At Lilifontein school they have seen the importance of teaching the children the skills they need to learn today to save tomorrow. The model set up at the school is simple and almost all of the resources needed to set up the garden have been donated by parents or sourced free from the surrounding farms and area.

After the garden is designed, created and planted, the produce grown can be used by the children or sold for income. A small turn over of capital would be used to buy more seeds, tools or build a small chicken coup or stall from which the daily traffic of parents could purchase fresh organic vegetables and eggs grown and supplied by their children. The turn over of a school stall would benefit learners interested in economics and business, and budding entrapaneurs could fine tune their ideas with social market days and home made products like jams and dried fruits. All these elements of a communal school garden encourage a sense of community and bring people together.

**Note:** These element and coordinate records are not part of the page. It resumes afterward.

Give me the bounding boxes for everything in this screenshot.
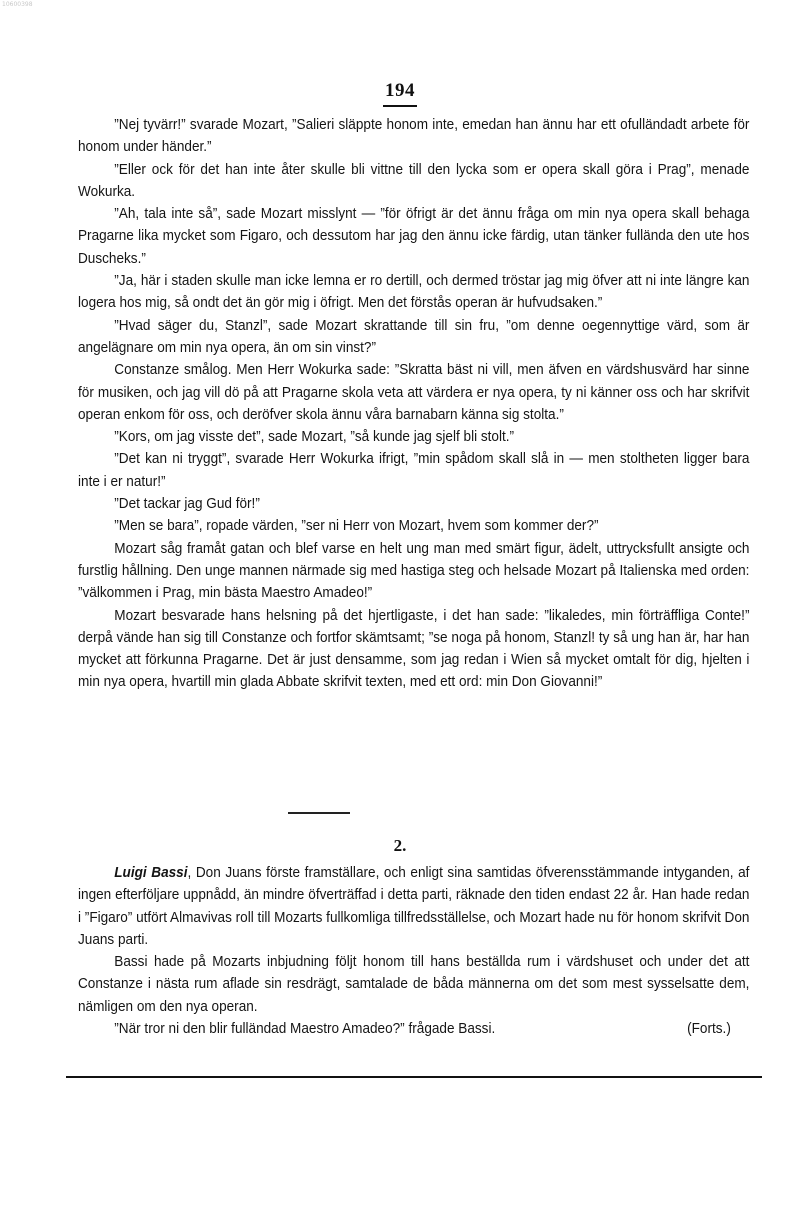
section-1-body [78, 114, 750, 694]
paragraph: ”Det kan ni tryggt”, svarade Herr Wokurka ifrigt, ”min spådom skall slå in — men stoltheten ligger bara inte i er natur!” [78, 451, 750, 490]
person-name: Luigi Bassi [114, 865, 188, 881]
paragraph-text: ”När tror ni den blir fulländad Maestro Amadeo?” frågade Bassi. [114, 1021, 496, 1038]
page-number [0, 80, 800, 107]
section-2-body [78, 862, 750, 1040]
paragraph: ”Nej tyvärr!” svarade Mozart, ”Salieri släppte honom inte, emedan han ännu har ett ofulländadt arbete för honom under händer.” [78, 117, 750, 156]
paragraph: Constanze smålog. Men Herr Wokurka sade: ”Skratta bäst ni vill, men äfven en värdshusvärd har sinne för musiken, och jag vill dö på att Pragarne skola veta att värdera er nya opera, ty ni känner oss och har skrifvit operan enkom för oss, och deröfver skola ännu våra barnabarn känna sig stolta.” [78, 362, 750, 423]
paragraph-text: , Don Juans förste framställare, och enligt sina samtidas öfverensstämmande intyganden, af ingen efterföljare uppnådd, än mindre öfverträffad i detta parti, räknade den tiden endast 22 år. Han hade redan i ”Figaro” utfört Almavivas roll till Mozarts fullkomliga tillfredsställelse, och Mozart hade nu för honom skrifvit Don Juans parti. [78, 865, 750, 948]
continued-label: (Forts.) [687, 1021, 731, 1038]
paragraph: ”Eller ock för det han inte åter skulle bli vittne till den lycka som er opera skall göra i Prag”, menade Wokurka. [78, 161, 750, 200]
paragraph: Mozart såg framåt gatan och blef varse en helt ung man med smärt figur, ädelt, uttrycksfullt ansigte och furstlig hållning. Den unge mannen närmade sig med hastiga steg och helsade Mozart på Italienska med orden: ”välkommen i Prag, min bästa Maestro Amadeo!” [78, 540, 750, 602]
section-divider [288, 812, 350, 814]
paragraph: ”Kors, om jag visste det”, sade Mozart, ”så kunde jag sjelf bli stolt.” [114, 429, 515, 446]
paragraph [78, 862, 749, 951]
paragraph: ”Ja, här i staden skulle man icke lemna er ro dertill, och dermed tröstar jag mig öfver att ni inte längre kan logera hos mig, så ondt det än gör mig i öfrigt. Men det förstås operan är hufvudsaken.” [78, 273, 750, 312]
paragraph: ”Hvad säger du, Stanzl”, sade Mozart skrattande till sin fru, ”om denne oegennyttige värd, som är angelägnare om min nya opera, än om sin vinst?” [78, 317, 750, 356]
scan-id-label: 10600398 [2, 1, 33, 8]
page-number-text: 194 [383, 80, 417, 107]
section-number: 2. [393, 836, 407, 855]
paragraph: Mozart besvarade hans helsning på det hjertligaste, i det han sade: ”likaledes, min förträffliga Conte!” derpå vände han sig till Constanze och fortfor skämtsamt; ”se noga på honom, Stanzl! ty så ung han är, har han mycket att förkunna Pragarne. Det är just densamme, som jag redan i Wien så mycket omtalt för dig, hjelten i min nya opera, hvartill min glada Abbate skrifvit texten, med ett ord: min Don Giovanni!” [78, 607, 750, 691]
bottom-divider [66, 1076, 762, 1078]
paragraph: ”Ah, tala inte så”, sade Mozart misslynt — ”för öfrigt är det ännu fråga om min nya opera skall behaga Pragarne lika mycket som Figaro, och dessutom har jag den ännu icke färdig, utan tänker fullända den ute hos Duscheks.” [78, 206, 750, 267]
paragraph: Bassi hade på Mozarts inbjudning följt honom till hans beställda rum i värdshuset och under det att Constanze i nästa rum aflade sin resdrägt, samtalade de båda männerna om det som mest sysselsatte dem, nämligen om den nya operan. [78, 954, 750, 1015]
paragraph: ”Det tackar jag Gud för!” [114, 496, 260, 513]
paragraph [78, 1018, 749, 1040]
paragraph: ”Men se bara”, ropade värden, ”ser ni Herr von Mozart, hvem som kommer der?” [114, 518, 599, 535]
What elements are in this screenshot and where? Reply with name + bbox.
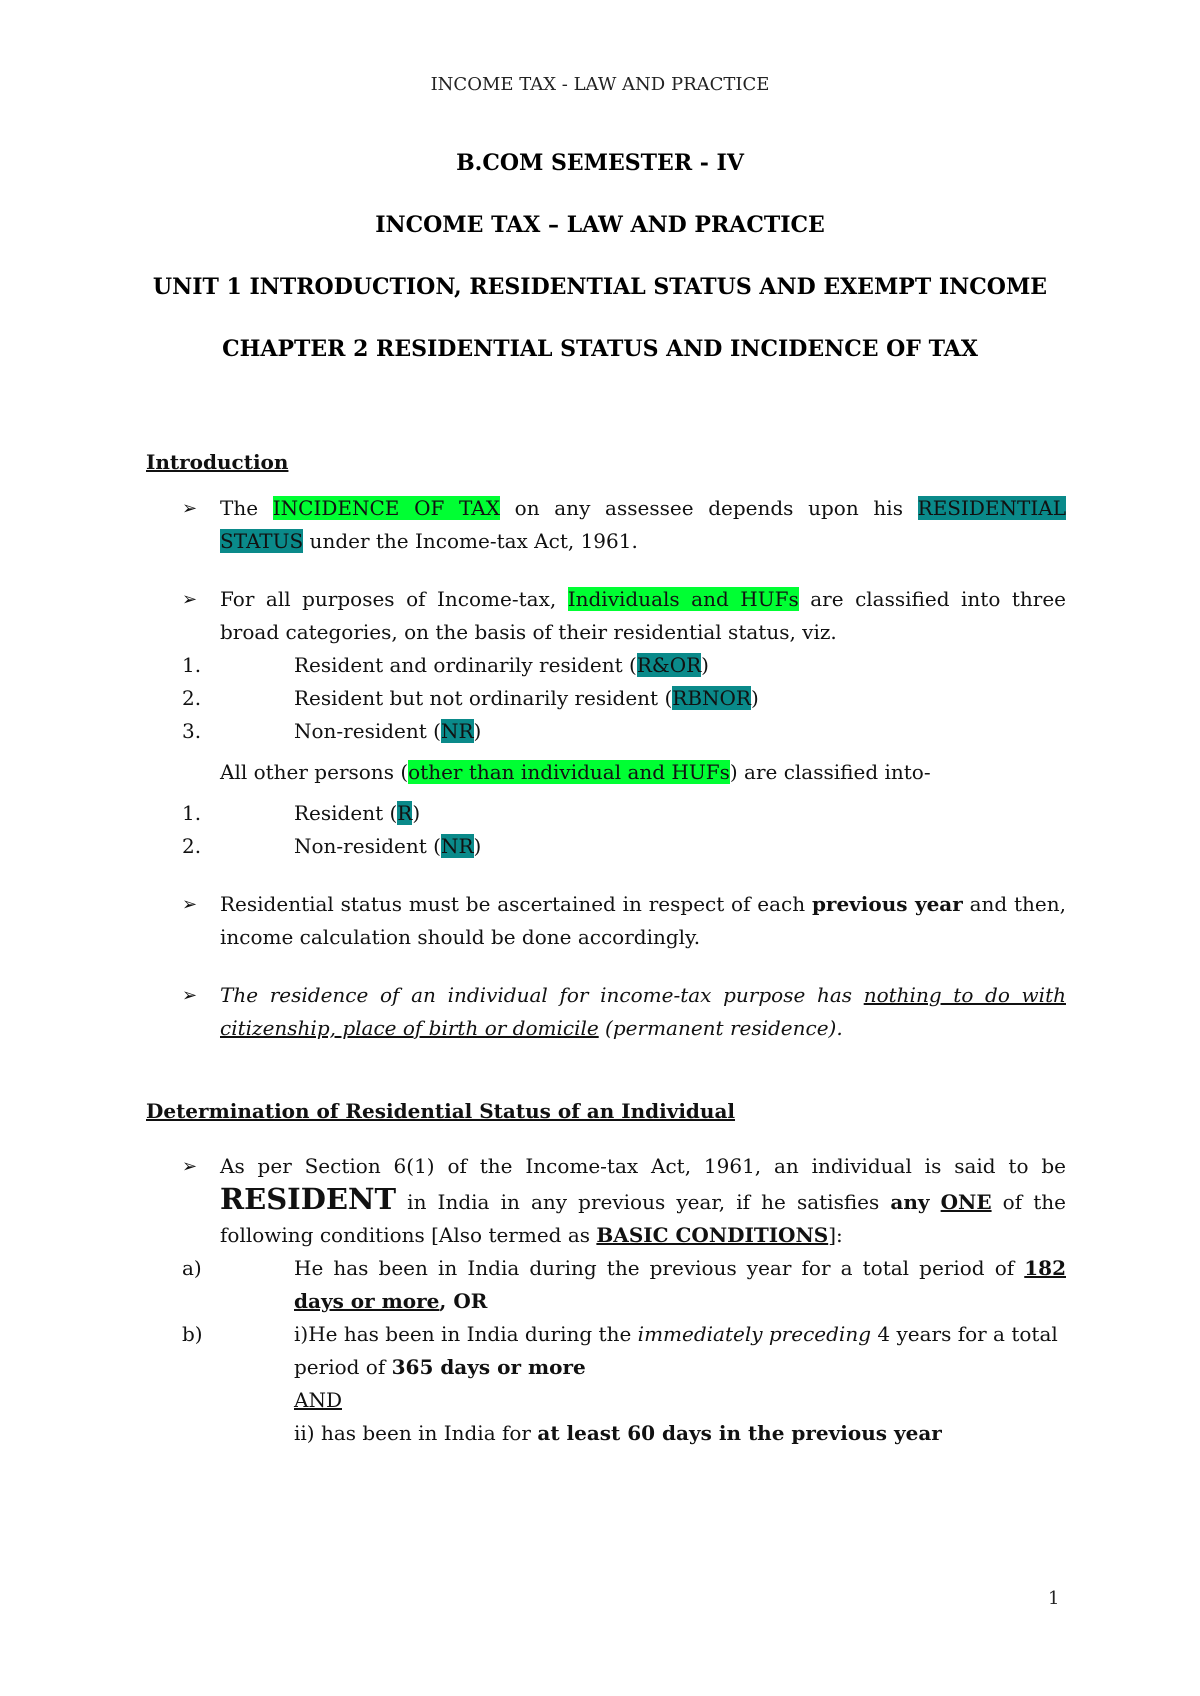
list-item: 2. Resident but not ordinarily resident (RBNOR): [182, 686, 759, 710]
arrow-bullet-icon: ➢: [182, 498, 198, 519]
page-number: 1: [1048, 1588, 1060, 1609]
bullet-incidence: ➢ The INCIDENCE OF TAX on any assessee depends upon his RESIDENTIAL STATUS under the Income-tax Act, 1961.: [146, 492, 1066, 558]
other-categories-list: [146, 797, 1066, 863]
list-item: 1. Resident and ordinarily resident (R&OR): [182, 653, 709, 677]
list-item: 3. Non-resident (NR): [182, 719, 482, 743]
chapter-title: CHAPTER 2 RESIDENTIAL STATUS AND INCIDENCE OF TAX: [222, 336, 978, 362]
bullet-section-6: ➢ As per Section 6(1) of the Income-tax Act, 1961, an individual is said to be RESIDENT in India in any previous year, if he satisfies any ONE of the following conditions [Also termed as BASIC CONDITIONS]:: [146, 1150, 1066, 1252]
running-header: INCOME TAX - LAW AND PRACTICE: [430, 74, 770, 95]
highlight-residential-status: RESIDENTIAL STATUS: [220, 496, 1066, 553]
arrow-bullet-icon: ➢: [182, 985, 198, 1006]
individual-categories-list: [146, 649, 1066, 748]
list-item: 1. Resident (R): [182, 801, 421, 825]
title-block: [0, 150, 1200, 398]
condition-b: b) i)He has been in India during the immediately preceding 4 years for a total period of 365 days or more AND ii) has been in India for at least 60 days in the previous year: [182, 1322, 1058, 1445]
other-persons-line: All other persons (other than individual and HUFs) are classified into-: [220, 760, 931, 784]
introduction-heading: Introduction: [146, 450, 289, 474]
arrow-bullet-icon: ➢: [182, 894, 198, 915]
body-content: [146, 446, 1066, 1450]
arrow-bullet-icon: ➢: [182, 1156, 198, 1177]
determination-heading: Determination of Residential Status of an Individual: [146, 1099, 736, 1123]
semester-title: B.COM SEMESTER - IV: [456, 150, 744, 176]
condition-a: a) He has been in India during the previous year for a total period of 182 days or more, OR: [182, 1256, 1066, 1313]
highlight-incidence: INCIDENCE OF TAX: [272, 496, 500, 520]
list-item: 2. Non-resident (NR): [182, 834, 482, 858]
unit-title: UNIT 1 INTRODUCTION, RESIDENTIAL STATUS AND EXEMPT INCOME: [152, 274, 1048, 300]
highlight-other-persons: other than individual and HUFs: [408, 760, 730, 784]
bullet-classification: ➢ For all purposes of Income-tax, Individuals and HUFs are classified into three broad categories, on the basis of their residential status, viz.: [146, 583, 1066, 649]
subject-title: INCOME TAX – LAW AND PRACTICE: [375, 212, 825, 238]
highlight-individuals: Individuals and HUFs: [567, 587, 799, 611]
arrow-bullet-icon: ➢: [182, 589, 198, 610]
bullet-previous-year: ➢ Residential status must be ascertained in respect of each previous year and then, income calculation should be done accordingly.: [146, 888, 1066, 954]
bullet-residence-note: ➢ The residence of an individual for income-tax purpose has nothing to do with citizenship, place of birth or domicile (permanent residence).: [146, 979, 1066, 1045]
basic-conditions-list: [146, 1252, 1066, 1450]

These are simple skills all people benefit from. Real skills to provide them with the tools they need to live in a healthy society. Empowering them with the knowledge they need to fulfil their most important needs as people. Shelter, that is consciously designed to be integrated harmoniously in nature, good food and a healthy society, to share, work and live in. All these needs should be normal agenda for children to grow up learning, if not taught by their parents, then the institutions we call schools. With these skills people would never feel they could not feed themselves, house themselves and live in a sense of community with others and nature. Nature is abundant, and there is more than enough for everyone, provided the right attitude and management of the earth is encouraged through projects such as these.

Kerry’s work is a shining example of how we can make positive and necessary changes in our schooling systems. Changes that will benefit not only the learners, but the future generations and our home, planet Earth.

It’s a great job to have at the school, and Kerry would love the help of any interested parents to join her in furthering the school permaculture project. Any parent or interested teacher could start a project like this at any school. Good luck and green on!